Evaluate the surface integral
$$\int_{S} (z + x^{2}y)\,dS.$$
$S$ is the part of the cylinder $y^{2} + z^{2} = 4$ that lies between the planes $x = 0$ and $x = 3$ in the first octant.
I did the calculation
Integrate[(Sin[v] + u^2 Cos[v]) 2, {v, 0, Pi/2}, {u, 0, 3}]
and got the answer $24$.
But it showed it is not correct, why?
The given region can be parameterized by
$$\mathbf r(u,v)=\langle x(u,v),y(u,v),z(u,v)\rangle=\langle u,2\cos v,2\sin v\rangle$$
where $0\le u\le3$ and $0\le v\le\dfrac\pi2$, as you suggest in your integration setup. However, just replacing $x,y,z$ with their parametric forms isn't enough. You also have to account for the change in coordinates, similar to the way you need to compute the Jacobian in an area/volume integral upon changing coordinates.
This is accounted for by taking the norm of the cross product of the partial derivatives of $\mathbf r(u,v)$ with respect to its independent variables.

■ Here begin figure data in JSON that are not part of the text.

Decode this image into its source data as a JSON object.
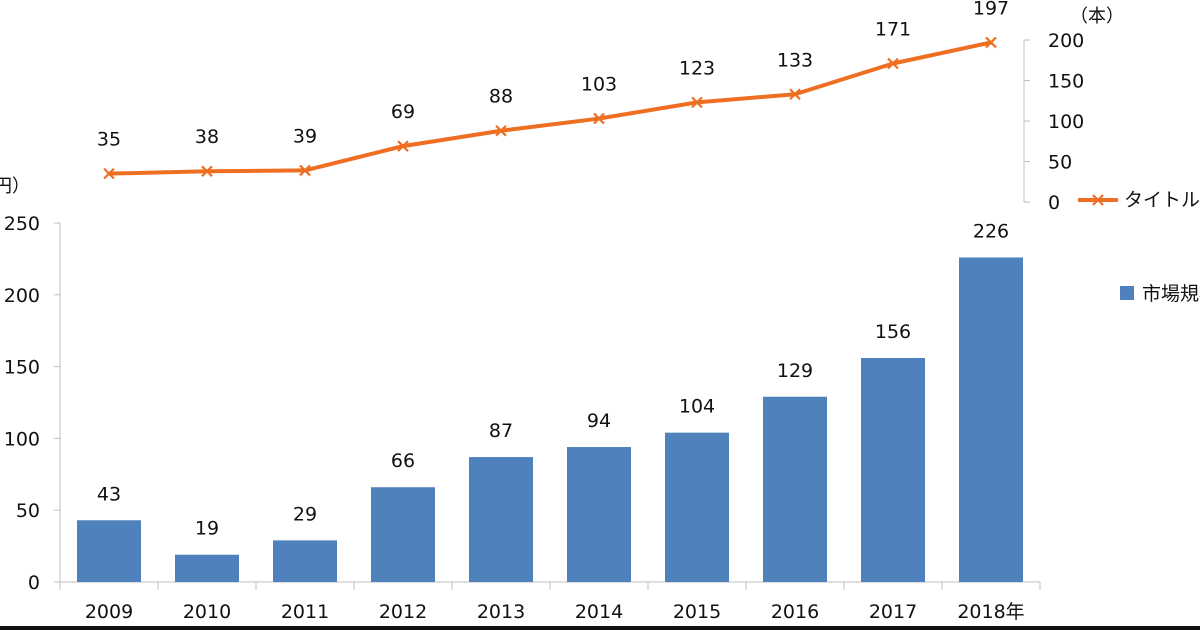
{
  "chart_data": [
    {
      "type": "line",
      "x": [
        "2009",
        "2010",
        "2011",
        "2012",
        "2013",
        "2014",
        "2015",
        "2016",
        "2017",
        "2018"
      ],
      "series": [
        {
          "name": "タイトル",
          "values": [
            35,
            38,
            39,
            69,
            88,
            103,
            123,
            133,
            171,
            197
          ],
          "color": "#EE6E22",
          "marker": "x"
        }
      ],
      "unit_label": "（本）",
      "y_axis_position": "right",
      "ylim": [
        0,
        200
      ],
      "yticks": [
        0,
        50,
        100,
        150,
        200
      ],
      "grid": false,
      "legend": "right"
    },
    {
      "type": "bar",
      "categories": [
        "2009",
        "2010",
        "2011",
        "2012",
        "2013",
        "2014",
        "2015",
        "2016",
        "2017",
        "2018年"
      ],
      "series": [
        {
          "name": "市場規模",
          "values": [
            43,
            19,
            29,
            66,
            87,
            94,
            104,
            129,
            156,
            226
          ],
          "color": "#4F81BD"
        }
      ],
      "unit_label": "円）",
      "ylim": [
        0,
        250
      ],
      "yticks": [
        0,
        50,
        100,
        150,
        200,
        250
      ],
      "ytick_labels": [
        "0",
        "50",
        "100",
        "150",
        "200",
        "250"
      ],
      "grid": false,
      "legend": "right"
    }
  ]
}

$$\mathbf r_u=\langle 1,0,0\rangle$$ $$\mathbf r_v=\langle 0,-2\sin v,2\cos v\rangle$$ $$\implies\left\|\mathbf r_u\times\mathbf r_v\right\|=2\sqrt{\cos^2v+\sin^2v}=2$$
So the integral is given by
$$\iint_S(z+x^2y)\,\mathrm dS=\color{red}2\int_{u=0}^{u=3}\int_{v=0}^{v=\pi/2}(2\sin v+2u^2\cos v)\,\mathrm dv\,\mathrm du=\color{red}{48}$$
so that, in fact, the value of the integral should be twice what you found.